Tot slot nog een aanvulling op het reactie van Fuusje de Graaff. Geheel eens met de opmerkingen over het niet “ meetellen” van activiteiten in de “thuissituatie en de burgerinitiatieven”. En dat vraagstuk is nog veel groter in de gehele economie. Ik heb dat het ”prosumenten-model “ genoemd.
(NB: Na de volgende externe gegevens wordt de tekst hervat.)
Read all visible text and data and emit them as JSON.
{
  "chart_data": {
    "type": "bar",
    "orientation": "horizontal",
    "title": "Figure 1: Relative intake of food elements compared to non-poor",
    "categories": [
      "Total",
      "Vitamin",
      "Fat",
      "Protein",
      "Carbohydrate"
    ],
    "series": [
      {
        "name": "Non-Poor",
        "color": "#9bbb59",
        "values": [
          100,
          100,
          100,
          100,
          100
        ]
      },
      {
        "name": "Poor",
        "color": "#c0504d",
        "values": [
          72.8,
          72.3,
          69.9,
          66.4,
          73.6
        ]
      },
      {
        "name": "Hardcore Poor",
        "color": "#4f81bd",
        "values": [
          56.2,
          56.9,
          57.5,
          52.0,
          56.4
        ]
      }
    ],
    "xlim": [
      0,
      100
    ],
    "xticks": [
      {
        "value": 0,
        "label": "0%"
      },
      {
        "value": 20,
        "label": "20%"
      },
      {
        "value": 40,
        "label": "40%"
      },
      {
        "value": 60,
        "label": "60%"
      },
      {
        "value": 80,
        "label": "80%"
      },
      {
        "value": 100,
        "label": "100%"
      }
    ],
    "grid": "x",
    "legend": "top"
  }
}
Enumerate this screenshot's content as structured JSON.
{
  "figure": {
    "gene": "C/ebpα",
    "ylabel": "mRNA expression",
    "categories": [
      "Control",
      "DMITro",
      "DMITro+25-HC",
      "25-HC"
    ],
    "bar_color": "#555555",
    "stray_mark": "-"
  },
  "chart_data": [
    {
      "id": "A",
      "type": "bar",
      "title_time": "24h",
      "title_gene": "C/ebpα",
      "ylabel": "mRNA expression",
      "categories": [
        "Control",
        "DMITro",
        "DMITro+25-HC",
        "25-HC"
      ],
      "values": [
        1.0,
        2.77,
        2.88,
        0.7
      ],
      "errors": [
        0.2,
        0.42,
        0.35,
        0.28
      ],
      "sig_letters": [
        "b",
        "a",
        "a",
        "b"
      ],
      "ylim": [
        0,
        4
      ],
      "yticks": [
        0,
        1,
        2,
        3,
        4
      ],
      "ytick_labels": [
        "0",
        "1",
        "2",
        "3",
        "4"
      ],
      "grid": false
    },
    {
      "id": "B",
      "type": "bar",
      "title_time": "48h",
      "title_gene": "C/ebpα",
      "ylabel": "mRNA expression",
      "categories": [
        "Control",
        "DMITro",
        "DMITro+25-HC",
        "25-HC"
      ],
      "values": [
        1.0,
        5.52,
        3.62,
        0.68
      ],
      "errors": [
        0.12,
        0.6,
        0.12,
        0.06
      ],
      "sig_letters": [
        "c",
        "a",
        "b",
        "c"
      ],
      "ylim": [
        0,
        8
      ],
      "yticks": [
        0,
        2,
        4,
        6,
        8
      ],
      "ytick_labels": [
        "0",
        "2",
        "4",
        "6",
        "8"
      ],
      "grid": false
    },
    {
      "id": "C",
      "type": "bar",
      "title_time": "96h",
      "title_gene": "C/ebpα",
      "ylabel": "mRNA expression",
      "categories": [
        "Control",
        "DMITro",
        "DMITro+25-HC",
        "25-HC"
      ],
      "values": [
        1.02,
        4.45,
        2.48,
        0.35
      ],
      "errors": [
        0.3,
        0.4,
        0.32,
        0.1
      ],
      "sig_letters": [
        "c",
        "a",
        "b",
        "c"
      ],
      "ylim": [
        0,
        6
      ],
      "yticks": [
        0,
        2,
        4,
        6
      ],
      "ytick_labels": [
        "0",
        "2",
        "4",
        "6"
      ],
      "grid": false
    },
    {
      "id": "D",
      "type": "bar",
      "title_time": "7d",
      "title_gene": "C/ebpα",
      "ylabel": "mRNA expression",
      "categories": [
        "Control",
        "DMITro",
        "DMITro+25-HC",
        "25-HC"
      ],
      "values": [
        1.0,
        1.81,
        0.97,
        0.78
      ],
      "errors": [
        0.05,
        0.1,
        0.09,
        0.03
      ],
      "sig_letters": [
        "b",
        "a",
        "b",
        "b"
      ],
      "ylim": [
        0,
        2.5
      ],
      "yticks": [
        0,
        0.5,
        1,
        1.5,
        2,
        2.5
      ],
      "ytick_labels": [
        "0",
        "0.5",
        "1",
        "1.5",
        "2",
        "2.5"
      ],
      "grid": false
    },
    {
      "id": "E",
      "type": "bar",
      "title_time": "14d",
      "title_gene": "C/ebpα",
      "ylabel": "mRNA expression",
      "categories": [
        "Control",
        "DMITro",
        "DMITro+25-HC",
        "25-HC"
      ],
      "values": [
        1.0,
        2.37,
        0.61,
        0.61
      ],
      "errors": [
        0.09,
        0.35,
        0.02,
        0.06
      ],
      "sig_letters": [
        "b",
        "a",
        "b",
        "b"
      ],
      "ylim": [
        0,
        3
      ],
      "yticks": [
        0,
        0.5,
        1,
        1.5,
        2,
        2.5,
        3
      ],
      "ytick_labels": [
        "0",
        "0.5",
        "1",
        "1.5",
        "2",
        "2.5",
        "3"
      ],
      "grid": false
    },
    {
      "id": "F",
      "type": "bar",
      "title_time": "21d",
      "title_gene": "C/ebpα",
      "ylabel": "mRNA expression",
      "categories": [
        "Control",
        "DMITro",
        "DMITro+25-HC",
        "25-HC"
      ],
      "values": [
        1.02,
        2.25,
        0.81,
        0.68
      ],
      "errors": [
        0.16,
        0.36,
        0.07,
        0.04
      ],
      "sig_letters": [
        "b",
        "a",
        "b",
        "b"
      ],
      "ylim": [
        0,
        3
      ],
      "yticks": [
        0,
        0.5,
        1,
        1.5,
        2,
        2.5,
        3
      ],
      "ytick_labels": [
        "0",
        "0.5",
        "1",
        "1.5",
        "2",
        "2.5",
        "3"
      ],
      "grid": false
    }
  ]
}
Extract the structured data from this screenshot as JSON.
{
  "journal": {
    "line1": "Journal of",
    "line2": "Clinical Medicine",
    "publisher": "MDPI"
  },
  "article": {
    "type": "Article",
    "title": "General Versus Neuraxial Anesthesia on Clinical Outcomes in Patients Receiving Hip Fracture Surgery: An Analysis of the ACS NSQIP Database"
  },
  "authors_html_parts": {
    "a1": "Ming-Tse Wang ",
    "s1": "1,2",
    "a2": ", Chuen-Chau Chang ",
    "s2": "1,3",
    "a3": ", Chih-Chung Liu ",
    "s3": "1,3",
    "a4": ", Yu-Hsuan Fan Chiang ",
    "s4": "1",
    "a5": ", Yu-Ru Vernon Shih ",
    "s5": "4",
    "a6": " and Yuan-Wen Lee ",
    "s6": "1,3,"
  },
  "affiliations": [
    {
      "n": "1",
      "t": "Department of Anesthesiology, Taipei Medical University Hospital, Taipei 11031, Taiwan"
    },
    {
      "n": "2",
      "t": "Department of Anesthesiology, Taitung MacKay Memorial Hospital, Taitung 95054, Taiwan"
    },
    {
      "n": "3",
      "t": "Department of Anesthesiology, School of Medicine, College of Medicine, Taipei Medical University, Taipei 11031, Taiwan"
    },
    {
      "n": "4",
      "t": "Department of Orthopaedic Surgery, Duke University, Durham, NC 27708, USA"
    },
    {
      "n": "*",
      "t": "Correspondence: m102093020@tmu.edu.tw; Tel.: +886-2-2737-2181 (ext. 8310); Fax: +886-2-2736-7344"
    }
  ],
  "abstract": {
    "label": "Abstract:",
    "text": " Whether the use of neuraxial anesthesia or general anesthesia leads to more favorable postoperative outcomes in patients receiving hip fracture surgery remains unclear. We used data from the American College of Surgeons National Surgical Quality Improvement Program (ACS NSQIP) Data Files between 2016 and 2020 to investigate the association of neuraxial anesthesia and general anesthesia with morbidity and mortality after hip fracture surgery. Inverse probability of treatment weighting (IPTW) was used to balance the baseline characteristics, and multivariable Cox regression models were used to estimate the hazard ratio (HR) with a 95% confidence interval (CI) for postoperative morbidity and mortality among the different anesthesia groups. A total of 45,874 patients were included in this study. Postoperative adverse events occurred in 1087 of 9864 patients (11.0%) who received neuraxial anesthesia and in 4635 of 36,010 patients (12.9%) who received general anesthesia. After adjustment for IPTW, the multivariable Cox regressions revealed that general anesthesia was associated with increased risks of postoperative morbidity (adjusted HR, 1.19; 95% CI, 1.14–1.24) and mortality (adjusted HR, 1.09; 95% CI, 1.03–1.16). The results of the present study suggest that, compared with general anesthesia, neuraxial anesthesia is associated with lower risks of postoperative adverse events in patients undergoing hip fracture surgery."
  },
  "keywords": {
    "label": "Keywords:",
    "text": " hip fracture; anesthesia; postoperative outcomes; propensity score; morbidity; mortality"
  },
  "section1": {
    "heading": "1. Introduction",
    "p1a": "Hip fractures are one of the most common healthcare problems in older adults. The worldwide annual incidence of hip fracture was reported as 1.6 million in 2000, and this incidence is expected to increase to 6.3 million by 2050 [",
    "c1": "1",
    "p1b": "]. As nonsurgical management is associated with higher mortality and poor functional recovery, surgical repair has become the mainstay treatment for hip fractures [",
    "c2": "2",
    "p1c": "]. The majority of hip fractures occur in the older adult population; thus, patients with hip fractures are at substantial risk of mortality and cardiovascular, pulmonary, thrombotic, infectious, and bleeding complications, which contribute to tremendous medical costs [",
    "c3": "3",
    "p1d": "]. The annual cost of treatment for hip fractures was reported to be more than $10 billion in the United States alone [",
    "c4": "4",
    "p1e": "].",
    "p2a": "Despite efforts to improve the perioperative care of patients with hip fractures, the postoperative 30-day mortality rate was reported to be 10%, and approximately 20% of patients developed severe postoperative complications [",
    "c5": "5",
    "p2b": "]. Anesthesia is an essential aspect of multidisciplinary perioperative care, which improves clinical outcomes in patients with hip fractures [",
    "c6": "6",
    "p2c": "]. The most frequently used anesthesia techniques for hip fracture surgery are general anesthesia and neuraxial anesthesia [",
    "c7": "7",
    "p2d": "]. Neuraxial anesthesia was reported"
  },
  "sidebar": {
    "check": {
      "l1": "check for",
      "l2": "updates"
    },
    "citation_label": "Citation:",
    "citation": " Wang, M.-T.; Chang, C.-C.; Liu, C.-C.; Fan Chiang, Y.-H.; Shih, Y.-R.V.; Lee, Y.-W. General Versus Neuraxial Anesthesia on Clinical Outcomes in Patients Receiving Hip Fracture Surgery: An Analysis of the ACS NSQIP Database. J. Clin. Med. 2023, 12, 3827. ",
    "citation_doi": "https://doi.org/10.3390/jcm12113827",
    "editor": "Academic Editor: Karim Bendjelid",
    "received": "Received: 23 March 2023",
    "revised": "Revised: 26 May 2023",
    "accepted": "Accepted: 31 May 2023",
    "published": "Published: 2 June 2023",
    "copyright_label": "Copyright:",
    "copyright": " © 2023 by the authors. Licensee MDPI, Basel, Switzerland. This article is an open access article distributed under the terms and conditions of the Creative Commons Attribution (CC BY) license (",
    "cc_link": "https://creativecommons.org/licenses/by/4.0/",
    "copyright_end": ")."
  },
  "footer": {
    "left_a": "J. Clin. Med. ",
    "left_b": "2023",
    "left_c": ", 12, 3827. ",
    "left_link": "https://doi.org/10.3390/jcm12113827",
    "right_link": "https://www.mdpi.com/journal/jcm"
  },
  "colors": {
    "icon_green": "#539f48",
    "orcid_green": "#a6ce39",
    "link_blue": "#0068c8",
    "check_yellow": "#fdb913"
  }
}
Voor verdere toelichting , onderbouwing en uitwerking van mijn reactie verwijs ik naar mijn boek met als titel “ Beeld en Werkelijkheid ! Hoe werkt de sturing en bekostiging in de zorg?” . Het artikel over de analyse van de zorgkosten-ontwikkeling kan worden opgevraagd via ghvanmontfort@casema.nl
Guus van Montfort.
Mooie analyses. De hier geopperde oplossingsrichtingen zijn -natuurlijk- een stuk doordachter dan de verkiezingsretoriek. De samenhang en volgorde van deze oplossingen zijn essentieel voor het bereiken van het resultaat. Gezien de complexiteit en veelheid van interacterende factoren is het daarom nodig om van achter naar voren te redeneren. Hoe kan de zorg er in 2030 uitzien gegeven de arbeidsmarkt, verwachte financiën én gegeven een moreel gezien Nederlandse standaard. Dat laatste is het lastigste en wat ongrijpbaar. Maar in de acceptatie (lees snel genoeg resultaat) van de conceptuele veranderingen die nodig zijn, is dit m.i. de eerste om stevig op te pakken. Oftewel beschrijf je toekomstbeeld in alle facetten, ga daar mee de boer op, stel zo nodig bij en plaats dan de conceptveranderingen, rolverschuivingen, de meer instrumentele oplossingen in dat toekomstbeeld. Eigenlijk niets anders dan een strategische koerswijziging in een organisatie invullen volgens de logica van de veranderkunde. Alleen dan op een beetje grotere schaal 😉
LS. Naar mijn idee gaat het voor de toekomst om verkenningen, met ideeën over de structuur van de zorg stap voor stap naar 2030 en verder.